I swear I’m not a technophobe, and I’m not generally scared of new things. I am just cautious before jumping on the technology bandwagon without thinking it through.

Initial Reflections

It’s less than two weeks before teacher training and orientation, and my nervousness is increasing tenfold with each day that passes. To combat the onset of anxiety attacks, I went to a local coffeeshop yesterday afternoon and started pouring through my textbooks. For hours.

And the unfortunate truth dawned on me — only reinforced when burning the midnight oil catching up on my favorite teacher blog dy/dan — is that I only learned how to teach to the book. I saw the lesson plans emerge in my head for each section of the textbook I was reading, and they were all regurgitating the text. My lesson planning as a student teacher consisted of doing all the problems at the end of each section beforehand to know what classes of problems my students needed to learn how to solve, and then coming up with lesson plans filled with variations on the examples given in the texts.

It provides the structure and consistency that I desire in a classroom, but it also, it hit, completely limits me as a teacher and as a creative person.

I sighed a lot last night, because I knew I used my textbooks as a crutch: to provide the skeletal backbone for each lesson plan. And even though that worked fine as a student teacher, it’s time to step up to the plate and take a more active role.

Giving up the central place that the textbook has for me as a teacher will be hard because:

1. I myself was always taught to the book. So it’s unclear in my mind’s eye exactly how an alternatively designed class might go.

2. I am teaching classes that other teachers have sections of. Which means that no matter how much creativity I can muster, my students still have to learn the same content as my fellow teachers’ sections.
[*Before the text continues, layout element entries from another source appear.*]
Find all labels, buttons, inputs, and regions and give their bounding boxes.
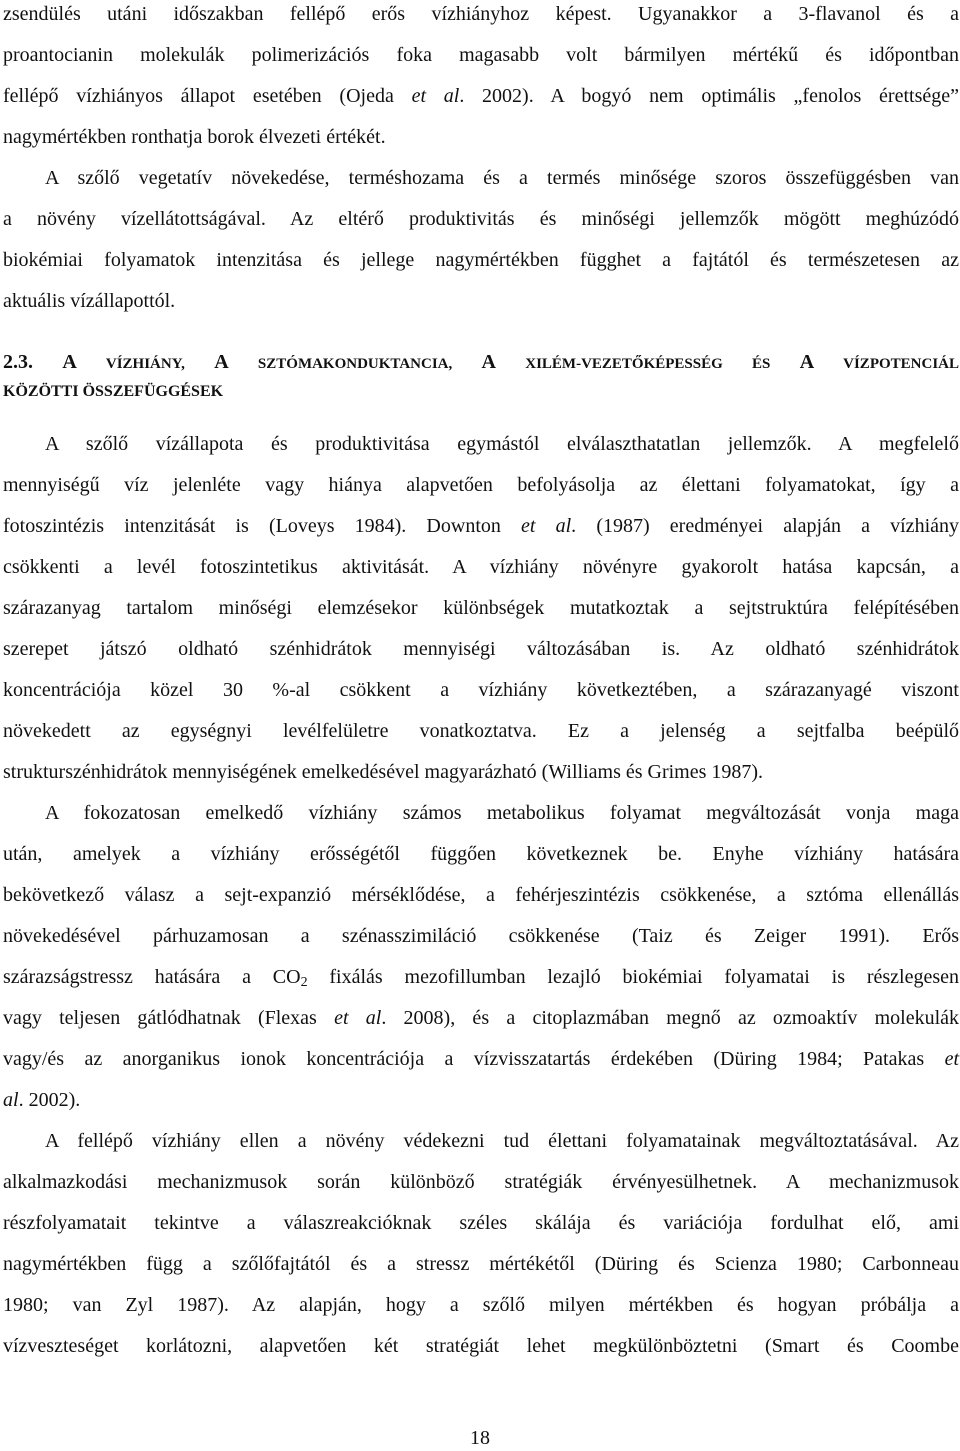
text-line: növekedett az egységnyi levélfelületre vonatkoztatva. Ez a jelenség a sejtfalba beépülő	[3, 720, 959, 742]
section-gap	[3, 404, 959, 424]
text-line: A szőlő vegetatív növekedése, terméshozama és a termés minősége szoros összefüggésben van	[45, 167, 959, 189]
document-page	[3, 0, 959, 1367]
paragraph-metabolikus-folyamat	[3, 793, 959, 1121]
text-line: a növény vízellátottságával. Az eltérő produktivitás és minőségi jellemzők mögött meghúzódó	[3, 208, 959, 230]
text-line	[3, 506, 959, 547]
text-run: . 2002). A bogyó nem optimális „fenolos érettsége”	[459, 85, 959, 107]
heading-cap: A	[214, 351, 229, 373]
text-line: koncentrációja közel 30 %-al csökkent a vízhiány következtében, a szárazanyagé viszont	[3, 679, 959, 701]
text-run: . (1987) eredményei alapján a vízhiány	[571, 515, 959, 537]
text-line: mennyiségű víz jelenléte vagy hiánya alapvetően befolyásolja az élettani folyamatokat, így a	[3, 474, 959, 496]
heading-word: KÖZÖTTI ÖSSZEFÜGGÉSEK	[3, 383, 224, 400]
page-number: 18	[470, 1427, 490, 1449]
text-line: után, amelyek a vízhiány erősségétől függően következnek be. Enyhe vízhiány hatására	[3, 843, 959, 865]
text-line: A fokozatosan emelkedő vízhiány számos metabolikus folyamat megváltozását vonja maga	[45, 802, 959, 824]
paragraph-vedekezes	[3, 1121, 959, 1367]
heading-cap: A	[799, 351, 815, 373]
text-line: A szőlő vízállapota és produktivitása egymástól elválaszthatatlan jellemzők. A megfelelő	[45, 433, 959, 455]
text-run: vagy teljesen gátlódhatnak (Flexas	[3, 1007, 335, 1029]
text-line: nagymértékben ronthatja borok élvezeti értékét.	[3, 126, 386, 148]
subscript: 2	[300, 975, 308, 990]
text-line: A fellépő vízhiány ellen a növény védekezni tud élettani folyamatainak megváltoztatásával. Az	[45, 1130, 959, 1152]
text-line	[3, 76, 959, 117]
text-line: strukturszénhidrátok mennyiségének emelkedésével magyarázható (Williams és Grimes 1987).	[3, 761, 764, 783]
text-line: szerepet játszó oldható szénhidrátok mennyiségi változásában is. Az oldható szénhidrátok	[3, 638, 959, 660]
text-line: szárazanyag tartalom minőségi elemzésekor különbségek mutatkoztak a sejtstruktúra felépítésében	[3, 597, 959, 619]
heading-word: SZTÓMAKONDUKTANCIA,	[228, 356, 482, 372]
text-line: növekedésével párhuzamosan a szénasszimiláció csökkenése (Taiz és Zeiger 1991). Erős	[3, 925, 959, 947]
text-line: vízveszteséget korlátozni, alapvetően két stratégiát lehet megkülönböztetni (Smart és Coombe	[3, 1335, 959, 1357]
text-run: szárazságstressz hatására a CO	[3, 966, 301, 988]
text-line	[3, 998, 959, 1039]
text-line: bekövetkező válasz a sejt-expanzió mérséklődése, a fehérjeszintézis csökkenése, a sztóma ellenállás	[3, 884, 959, 906]
text-line: biokémiai folyamatok intenzitása és jellege nagymértékben függhet a fajtától és természetesen az	[3, 249, 959, 271]
section-gap	[3, 322, 959, 348]
citation-et: et	[944, 1048, 959, 1070]
text-line: zsendülés utáni időszakban fellépő erős vízhiányhoz képest. Ugyanakkor a 3-flavanol és a	[3, 3, 959, 25]
paragraph-vegetativ-novekedes	[3, 158, 959, 322]
text-line	[3, 1080, 959, 1121]
paragraph-fenolos-erettseg	[3, 0, 959, 158]
text-run: . 2008), és a citoplazmában megnő az ozmoaktív molekulák	[381, 1007, 960, 1029]
section-number: 2.3.	[3, 351, 63, 373]
heading-cap: A	[62, 351, 77, 373]
text-line: proantocianin molekulák polimerizációs foka magasabb volt bármilyen mértékű és időpontban	[3, 44, 959, 66]
text-run: fotoszintézis intenzitását is (Loveys 1984). Downton	[3, 515, 522, 537]
text-line: csökkenti a levél fotoszintetikus aktivitását. A vízhiány növényre gyakorolt hatása kapcsán, a	[3, 556, 959, 578]
text-run: fellépő vízhiányos állapot esetében (Ojeda	[3, 85, 412, 107]
text-line: részfolyamatait tekintve a válaszreakcióknak széles skálája és variációja fordulhat elő, ami	[3, 1212, 959, 1234]
heading-cap: A	[481, 351, 496, 373]
heading-word: XILÉM-VEZETŐKÉPESSÉG ÉS	[495, 356, 800, 372]
text-line: alkalmazkodási mechanizmusok során különböző stratégiák érvényesülhetnek. A mechanizmusok	[3, 1171, 959, 1193]
heading-word: VÍZPOTENCIÁL	[814, 356, 959, 372]
citation-et-al: et al	[334, 1007, 382, 1029]
citation-et-al: et al	[411, 85, 460, 107]
text-line	[3, 957, 959, 998]
paragraph-vizallapot	[3, 424, 959, 793]
heading-line	[3, 376, 959, 404]
text-run: vagy/és az anorganikus ionok koncentrációja a vízvisszatartás érdekében (Düring 1984; Patakas	[3, 1048, 945, 1070]
text-line	[3, 1039, 959, 1080]
heading-word: VÍZHIÁNY,	[76, 356, 215, 372]
text-run: fixálás mezofillumban lezajló biokémiai folyamatai is részlegesen	[307, 966, 959, 988]
citation-al: al	[3, 1089, 19, 1111]
text-line: aktuális vízállapottól.	[3, 290, 176, 312]
citation-et-al: et al	[521, 515, 572, 537]
text-line: nagymértékben függ a szőlőfajtától és a stressz mértékétől (Düring és Scienza 1980; Carbonneau	[3, 1253, 959, 1275]
section-heading	[3, 348, 959, 404]
text-line: 1980; van Zyl 1987). Az alapján, hogy a szőlő milyen mértékben és hogyan próbálja a	[3, 1294, 959, 1316]
heading-line	[3, 348, 959, 376]
text-run: . 2002).	[18, 1089, 81, 1111]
So I have to teach the same content — my students have to learn the textbook and engage with it’s problems — without falling into the lazy trap of teaching the book. [1]

3. I have three preps (three different classes to prepare for), and at the moment, the at-home-lesson-planning work already seems daunting enough even if I structured my lesson plans around the book. [2]

4. Backing away from the book means needing to be conscious of re-evaluating what exactly I’m teaching them, and what I want to teach them, and what they need to know. Relying on the textbooks makes those questions moot.

Nevertheless, at the very least, it seems to me at the moment one thing that needs to be done is to design clear, relevant, at-least-somewhat-investigatory problems which we spend class time on each week. At the same time, I have to be wary of doing something radical just for the sake of doing something different. My focus has to be on student understanding, and the question that needs to keep buzzing in my head as I go through this process is: why am I making this particular choice?

I think it’s time to question assumptions.

[1] This is no excuse, however, to reverting back to old ways. I signed up to teach at a private school so I would have more autonomy than in a public school. Batter up.

[2] Again, not meant to be an excuse or a rationalization, just a hard reality I know I will have to countenance, day after day.